Capacitor charging power supplies are used for pulsed-power applications such as IPL or pulsed lasers for aesthetic medicine and for driving pulsed lasers intended for diverse medical or industrial applications, among many other application fields.
 

Key parameters for choosing a capacitor charging power supply
 

The most important parameters which will determine which capacitor charging power supply you will choose and eventually integrate into your product are:
 

• Electrical parameters

• Physical size

• Reliability

• Price
   

Among many, the main electrical parameters for choosing a capacitor charger are the following:
 

1. Output power: measured in Joules/Sec (or Watts). It determines how quickly the capacitor will be charged to the required operating voltage.
    

2. Repetition rate:  indicates how many times per minute or per second the capacitor can be charged. The higher the rate, the higher the average power the capacitor charging power supply delivers.
    

3. Output voltage rating: Indicates the voltage to which the load capacitor will be charged.
    

4. Input leakage current: a safety parameter indicating the leakage current to Earth. For instance, for most medical applications the leakage current should usually be 0.5mA or less, depending on the device class and required certification.
    

5. User interface, which usually includes as a minimum: Enable/Disable signal for activating the charging power supply, a "Vset" analog control signal for setting the capacitor voltage at the end of charge, an "End-of-Charge" signal, indicating the capacitor is fully charged, and an alarm signal, indicating a malfunction. 
    

Common capacitor charging power supplies technology
 

The technology used in the capacitor charging power supply has an impact on all the above parameters, especially on its physical size, its reliability and price.
 

In this paper we will discuss the standard, widely used constant current capacitor charging approach, and we will compare it to Advice Electronics Ltd.'s approach, which allows for smaller size, more reliable and cost-effective quasi-constant-power (QCP) capacitor charging power supplies.
 

Standard constant current capacitor charging approach
 

In the range of 1 or 2 KJoule/Sec. and above, most capacitor charging power supplies in the market are built using a constant current capacitor charging approach.
 

A bit of theory: the voltage (in Volts) across a capacitor is equal to the charge delivered to it (in Coulombs) divided by the capacitor's capacitance (in Farads). The charge delivered to the capacitor is equal to the integral of the current along the charging period. In this case, since the current is constant, we get a linear voltage charging profile of the capacitor.
 

Since the power delivered to the load at any moment, in this case a capacitor, is proportional to the output voltage multiplied by the output current, and since the output current is constant and the capacitor voltage increases linearly with time (starting from zero), we conclude that the output power the charging power supply delivers is initially zero, increasing linearly along the charging process.
 

For instance, let's suppose we are willing to deliver an energy of 3,000 Joules per second using a constant current charging power supply.
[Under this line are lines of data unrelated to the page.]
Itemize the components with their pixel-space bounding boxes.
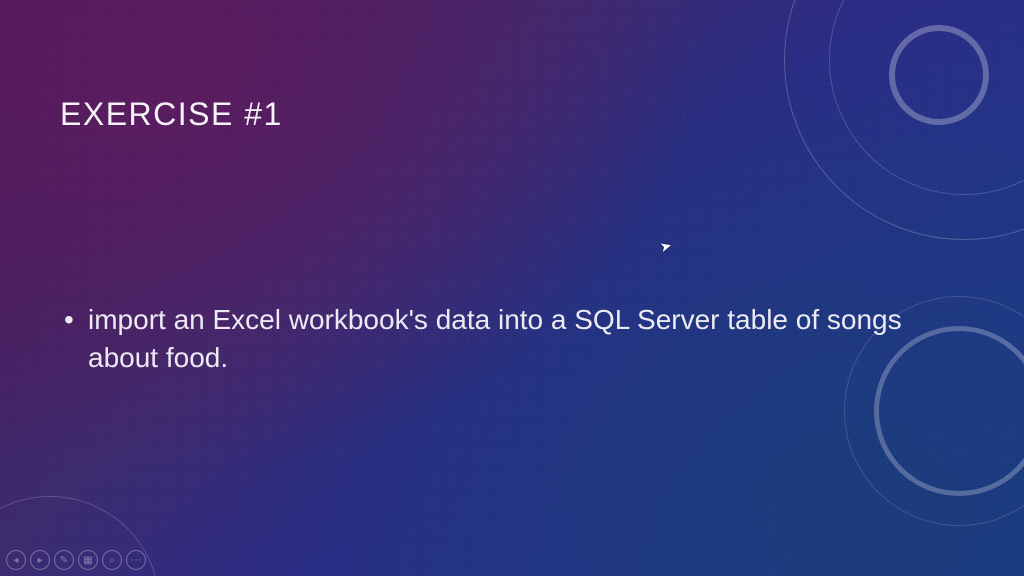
- see-all-slides-button[interactable]: ▦: [78, 550, 98, 570]
- bullet-item: import an Excel workbook's data into a S…: [88, 301, 964, 377]
- prev-slide-button[interactable]: ◂: [6, 550, 26, 570]
- slide-title: EXERCISE #1: [60, 96, 964, 133]
- more-options-button[interactable]: ⋯: [126, 550, 146, 570]
- next-slide-button[interactable]: ▸: [30, 550, 50, 570]
- bullet-list: import an Excel workbook's data into a S…: [60, 301, 964, 377]
- mouse-cursor-icon: ➤: [658, 237, 674, 256]
- pen-button[interactable]: ✎: [54, 550, 74, 570]
- slide: EXERCISE #1 import an Excel workbook's d…: [0, 0, 1024, 576]
- zoom-button[interactable]: ⌕: [102, 550, 122, 570]
- presenter-toolbar: ◂ ▸ ✎ ▦ ⌕ ⋯: [6, 550, 146, 570]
At the beginning of the charging process the voltage across the capacitor is zero and accordingly, the power delivered by the charging power supply to the capacitor is zero, then it increases linearly until the charging process is complete (i.e. the desired voltage across the capacitor has been reached).
 

Since the capacitor voltage increases linearly along the charging period, so does the output power delivered by a constant current capacitor charging power supply (blue line), as shown in figure 1.
 

The energy in Joules delivered to the capacitor is equal to the area below the blue line in figure 1 below (vertical axis in Watts, horizontal axis in mSec.).
 

Since we require an average energy of 3,000 Joules per second (orange line), and the charging power delivered by the power supply starts from zero and increases linearly, the final, peak charging power the power supply delivers is 6,000 Joules per second, or 6,000W, as shown in figure 1 below.